A homemade submarine’s red-alert encounter with the Queen Mary 2 was a cause for celebration this week, with residents cheering the stunt and even offering to help cover legal bills for the sub’s maker — a Carroll Gardens artist who was apprehended by a flotilla of federal and city security agents after attempting to shoot a video of himself against the gargantuan white belly of the Red Hook–berthed cruise ship for an upcoming gallery show.

“I was tremendously impressed,” said Zeph Courtney, who began celebrating submarine maker and artist Phillip “Duke” Riley’s feat even before it occurred. “He told us he couldn’t tell us too much because of security stuff,” Courtney said.

It turned out Riley had every reason to be worried about “security stuff.” The artist had not notified the police or Coast Guard before launching his submarine — a plywood and fiberglass replica of America’s first, an oak, egg-shaped Revolutionary-War-era vessel known as the “Turtle.” But when the eight-foot sub veered into the security zone of the Cunard luxury liner, they noticed — and Riley, who managed to bob within 200 feet of the cruise ship’s bow, ended his waterborne performance in custody, a team of federal and local cops surrounding him.

On Friday and Saturday, as TV newscasters and the daily tabloids ridiculed the “sub standard” stunt as the work of “stooges,” Red Hook celebrated the bizarre act of what NYPD Police Commissioner called “marine mischief.”

“It was jubilant on Van Brunt Street,” said Chris Curen, who watched the spectacle from a waterfront pier.

“I felt kind of proud to see history being used in such a creative way,” added Josie Hiller, a history student living in Red Hook.

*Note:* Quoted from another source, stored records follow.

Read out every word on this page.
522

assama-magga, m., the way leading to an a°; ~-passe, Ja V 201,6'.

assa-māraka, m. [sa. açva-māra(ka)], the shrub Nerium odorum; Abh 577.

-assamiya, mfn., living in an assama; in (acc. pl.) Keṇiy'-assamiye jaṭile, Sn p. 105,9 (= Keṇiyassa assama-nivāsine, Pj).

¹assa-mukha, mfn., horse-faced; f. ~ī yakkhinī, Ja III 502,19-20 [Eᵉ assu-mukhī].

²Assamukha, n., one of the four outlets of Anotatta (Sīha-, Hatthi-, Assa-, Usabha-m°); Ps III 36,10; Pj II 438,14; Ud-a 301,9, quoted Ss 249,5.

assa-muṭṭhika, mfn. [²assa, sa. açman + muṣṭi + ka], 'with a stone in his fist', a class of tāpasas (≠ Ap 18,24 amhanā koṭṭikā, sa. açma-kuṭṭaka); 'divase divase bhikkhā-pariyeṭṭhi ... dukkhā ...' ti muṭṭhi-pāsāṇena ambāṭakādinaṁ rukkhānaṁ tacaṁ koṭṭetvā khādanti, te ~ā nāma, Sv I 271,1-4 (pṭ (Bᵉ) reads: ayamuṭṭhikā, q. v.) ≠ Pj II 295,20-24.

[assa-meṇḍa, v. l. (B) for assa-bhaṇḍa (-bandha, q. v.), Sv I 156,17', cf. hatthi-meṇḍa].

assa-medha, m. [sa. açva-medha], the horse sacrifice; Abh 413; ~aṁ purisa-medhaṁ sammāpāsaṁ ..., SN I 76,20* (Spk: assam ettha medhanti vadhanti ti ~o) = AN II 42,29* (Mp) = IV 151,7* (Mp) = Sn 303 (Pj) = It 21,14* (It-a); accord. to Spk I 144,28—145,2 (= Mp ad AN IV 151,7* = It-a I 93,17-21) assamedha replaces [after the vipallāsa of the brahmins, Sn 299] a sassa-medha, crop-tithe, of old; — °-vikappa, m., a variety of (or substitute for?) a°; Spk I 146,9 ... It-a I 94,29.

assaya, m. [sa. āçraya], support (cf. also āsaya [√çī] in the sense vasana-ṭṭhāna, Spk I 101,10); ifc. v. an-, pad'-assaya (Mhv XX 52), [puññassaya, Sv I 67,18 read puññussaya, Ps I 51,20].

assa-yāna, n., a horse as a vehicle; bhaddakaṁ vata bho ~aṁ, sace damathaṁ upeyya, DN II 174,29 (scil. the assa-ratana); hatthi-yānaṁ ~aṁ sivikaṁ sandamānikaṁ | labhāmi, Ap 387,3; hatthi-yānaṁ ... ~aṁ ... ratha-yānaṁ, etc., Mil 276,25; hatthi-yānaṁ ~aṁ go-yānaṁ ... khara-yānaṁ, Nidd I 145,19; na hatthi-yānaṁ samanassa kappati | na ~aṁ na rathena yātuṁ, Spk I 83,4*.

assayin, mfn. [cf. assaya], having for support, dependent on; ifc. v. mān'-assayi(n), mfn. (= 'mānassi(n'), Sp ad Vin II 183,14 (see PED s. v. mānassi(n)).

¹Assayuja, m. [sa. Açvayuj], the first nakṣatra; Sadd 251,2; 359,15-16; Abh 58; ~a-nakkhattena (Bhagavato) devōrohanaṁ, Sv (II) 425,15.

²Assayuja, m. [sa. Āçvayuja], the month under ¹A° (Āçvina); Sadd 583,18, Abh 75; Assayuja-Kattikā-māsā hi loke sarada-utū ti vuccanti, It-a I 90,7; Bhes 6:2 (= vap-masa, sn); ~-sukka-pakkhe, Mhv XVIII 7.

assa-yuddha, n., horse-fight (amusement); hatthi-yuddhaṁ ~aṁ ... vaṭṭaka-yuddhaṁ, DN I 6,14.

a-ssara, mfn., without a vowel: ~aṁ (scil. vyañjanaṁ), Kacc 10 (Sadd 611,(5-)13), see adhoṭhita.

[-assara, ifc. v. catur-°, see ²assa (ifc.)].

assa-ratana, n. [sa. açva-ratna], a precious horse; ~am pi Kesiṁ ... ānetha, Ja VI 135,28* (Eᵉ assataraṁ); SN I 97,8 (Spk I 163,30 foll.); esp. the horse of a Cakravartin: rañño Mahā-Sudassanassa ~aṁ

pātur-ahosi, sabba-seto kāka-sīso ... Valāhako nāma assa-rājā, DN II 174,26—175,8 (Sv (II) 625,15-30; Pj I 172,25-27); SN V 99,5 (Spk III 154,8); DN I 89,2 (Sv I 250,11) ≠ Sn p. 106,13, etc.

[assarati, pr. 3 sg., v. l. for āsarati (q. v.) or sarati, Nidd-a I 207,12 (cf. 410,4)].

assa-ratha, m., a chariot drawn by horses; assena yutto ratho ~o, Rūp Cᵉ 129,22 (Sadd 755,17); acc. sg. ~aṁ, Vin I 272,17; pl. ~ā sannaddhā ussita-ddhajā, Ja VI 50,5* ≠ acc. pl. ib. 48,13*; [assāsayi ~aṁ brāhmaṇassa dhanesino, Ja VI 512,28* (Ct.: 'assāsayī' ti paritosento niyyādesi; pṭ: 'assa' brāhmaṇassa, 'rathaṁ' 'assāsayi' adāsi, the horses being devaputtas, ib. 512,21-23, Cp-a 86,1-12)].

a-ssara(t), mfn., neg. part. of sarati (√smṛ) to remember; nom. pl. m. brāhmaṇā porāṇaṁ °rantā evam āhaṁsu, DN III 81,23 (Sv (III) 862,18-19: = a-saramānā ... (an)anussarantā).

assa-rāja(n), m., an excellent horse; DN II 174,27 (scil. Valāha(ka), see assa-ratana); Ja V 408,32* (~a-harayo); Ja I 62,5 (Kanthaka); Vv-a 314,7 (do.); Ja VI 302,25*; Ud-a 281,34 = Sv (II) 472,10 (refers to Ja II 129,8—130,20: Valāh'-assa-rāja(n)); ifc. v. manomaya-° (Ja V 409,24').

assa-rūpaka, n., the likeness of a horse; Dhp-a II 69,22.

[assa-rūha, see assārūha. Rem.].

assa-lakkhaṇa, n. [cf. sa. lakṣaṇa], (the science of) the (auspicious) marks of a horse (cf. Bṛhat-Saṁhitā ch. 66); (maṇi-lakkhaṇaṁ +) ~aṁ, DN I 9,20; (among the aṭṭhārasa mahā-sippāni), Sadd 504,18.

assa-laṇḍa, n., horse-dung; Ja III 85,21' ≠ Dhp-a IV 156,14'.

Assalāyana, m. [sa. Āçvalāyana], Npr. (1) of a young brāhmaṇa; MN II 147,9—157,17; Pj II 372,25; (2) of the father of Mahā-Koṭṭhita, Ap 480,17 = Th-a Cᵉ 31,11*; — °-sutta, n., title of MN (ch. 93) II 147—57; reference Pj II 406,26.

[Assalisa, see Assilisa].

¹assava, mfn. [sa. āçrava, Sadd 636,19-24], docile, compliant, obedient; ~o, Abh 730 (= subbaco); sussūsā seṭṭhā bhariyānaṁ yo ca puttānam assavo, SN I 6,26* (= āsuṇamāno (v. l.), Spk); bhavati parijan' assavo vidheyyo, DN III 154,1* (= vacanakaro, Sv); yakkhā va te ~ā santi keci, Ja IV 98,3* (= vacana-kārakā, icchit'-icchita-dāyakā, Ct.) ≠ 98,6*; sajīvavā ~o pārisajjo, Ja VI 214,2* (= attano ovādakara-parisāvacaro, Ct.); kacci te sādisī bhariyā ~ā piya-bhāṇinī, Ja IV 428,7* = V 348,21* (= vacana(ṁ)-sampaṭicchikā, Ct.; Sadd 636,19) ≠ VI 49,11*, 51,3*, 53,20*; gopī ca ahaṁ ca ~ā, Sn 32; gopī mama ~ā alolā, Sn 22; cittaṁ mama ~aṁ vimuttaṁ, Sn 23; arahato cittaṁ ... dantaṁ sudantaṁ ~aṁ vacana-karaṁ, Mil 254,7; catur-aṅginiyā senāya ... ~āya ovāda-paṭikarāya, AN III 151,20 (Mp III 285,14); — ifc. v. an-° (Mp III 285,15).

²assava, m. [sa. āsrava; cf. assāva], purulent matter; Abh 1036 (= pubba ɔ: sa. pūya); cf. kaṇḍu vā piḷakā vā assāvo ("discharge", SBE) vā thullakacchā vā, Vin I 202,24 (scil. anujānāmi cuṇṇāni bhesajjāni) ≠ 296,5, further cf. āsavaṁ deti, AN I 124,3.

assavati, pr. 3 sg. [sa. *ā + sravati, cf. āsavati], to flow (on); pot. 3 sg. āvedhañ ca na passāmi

Hiller said that she would contribute cash to cover the artist’s legal fees, if need be.

“It’s free speech,” she said.

Riley, who built his sub in a woodworking studio on Pier 41 in Red Hook, received summonses from the NYPD and the Coast Guard for violating a safety zone, creating a hazardous condition and operating his rudderless sub recklessly. He will appear in court on Aug. 28.